Yang presented a case study of a 71-year-old Chinese male with no past medical history. The subject had D’Amico high-risk disease, with a preoperative serum PSA of 43 µg/L. The patient also had a Gleason score of 4+4 via biopsy (ISUP grade 4), with clinical T3b bilateral disease.
The subject’s multiparametric MRI showed significant disease involving both prostatic lobes, with possible right extracapsular extension and involvement of the root of the right seminal vesicle and neurovascular bundle.
Surgery began with a posterior dissection, delivering both seminal vesicles and the left vas deferens. The rectoprostatic fascia was incised and the rectum was dissected free. The surgical planes of dissection were preserved despite 12 weeks of neoadjuvant apalutamide, with no increase in tissue desmoplastic reaction.
Pedicle ligation was performed using hemolock clips. To improve postoperative continence rates, Yang explained that an apical dissection, which preserves adequate urethral length, was performed.
Further, nodal dissection was performed routinely and bladder neck reconstruction was conducted using a posterior racket in handle fashion. The vesicourethral anastomosis suture method, a running belt hub and suture to ensure water-tight apposition, was also used during reconstruction.

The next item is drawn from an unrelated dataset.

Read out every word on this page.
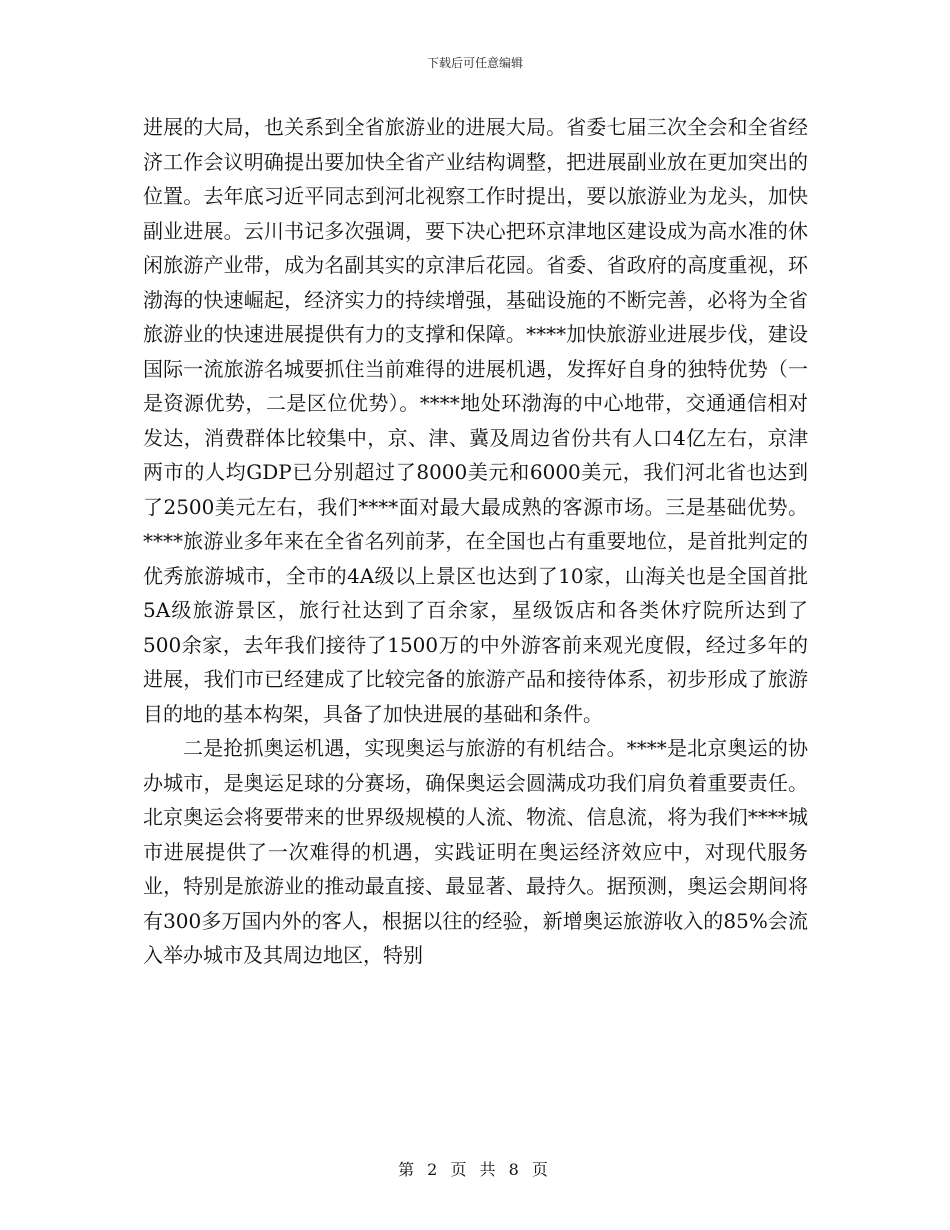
下载后可任意编辑

进展的大局，也关系到全省旅游业的进展大局。省委七届三次全会和全省经济工作会议明确提出要加快全省产业结构调整，把进展副业放在更加突出的位置。去年底习近平同志到河北视察工作时提出，要以旅游业为龙头，加快副业进展。云川书记多次强调，要下决心把环京津地区建设成为高水准的休闲旅游产业带，成为名副其实的京津后花园。省委、省政府的高度重视，环渤海的快速崛起，经济实力的持续增强，基础设施的不断完善，必将为全省旅游业的快速进展提供有力的支撑和保障。****加快旅游业进展步伐，建设国际一流旅游名城要抓住当前难得的进展机遇，发挥好自身的独特优势（一是资源优势，二是区位优势）。****地处环渤海的中心地带，交通通信相对发达，消费群体比较集中，京、津、冀及周边省份共有人口4亿左右，京津两市的人均GDP已分别超过了8000美元和6000美元，我们河北省也达到了2500美元左右，我们****面对最大最成熟的客源市场。三是基础优势。****旅游业多年来在全省名列前茅，在全国也占有重要地位，是首批判定的优秀旅游城市，全市的4A级以上景区也达到了10家，山海关也是全国首批5A级旅游景区，旅行社达到了百余家，星级饭店和各类休疗院所达到了500余家，去年我们接待了1500万的中外游客前来观光度假，经过多年的进展，我们市已经建成了比较完备的旅游产品和接待体系，初步形成了旅游目的地的基本构架，具备了加快进展的基础和条件。

二是抢抓奥运机遇，实现奥运与旅游的有机结合。****是北京奥运的协办城市，是奥运足球的分赛场，确保奥运会圆满成功我们肩负着重要责任。北京奥运会将要带来的世界级规模的人流、物流、信息流，将为我们****城市进展提供了一次难得的机遇，实践证明在奥运经济效应中，对现代服务业，特别是旅游业的推动最直接、最显著、最持久。据预测，奥运会期间将有300多万国内外的客人，根据以往的经验，新增奥运旅游收入的85%会流入举办城市及其周边地区，特别

第 2 页 共 8 页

Upon histological examination of the specimen, ypT3bN1 and ISUP grade 4 disease was present, Yang reported. Of the 47 lymph nodes, 2 were positive for adenocarcinoma. The postoperative PSA level at 4 weeks was under .03 µg/L.
“Perioperative outcomes are comparable to a historical series without neoadjuvant therapy,” Yang concluded who noted that “neoadjuvant apalutamide is well tolerated but associated with a reduction in libido.”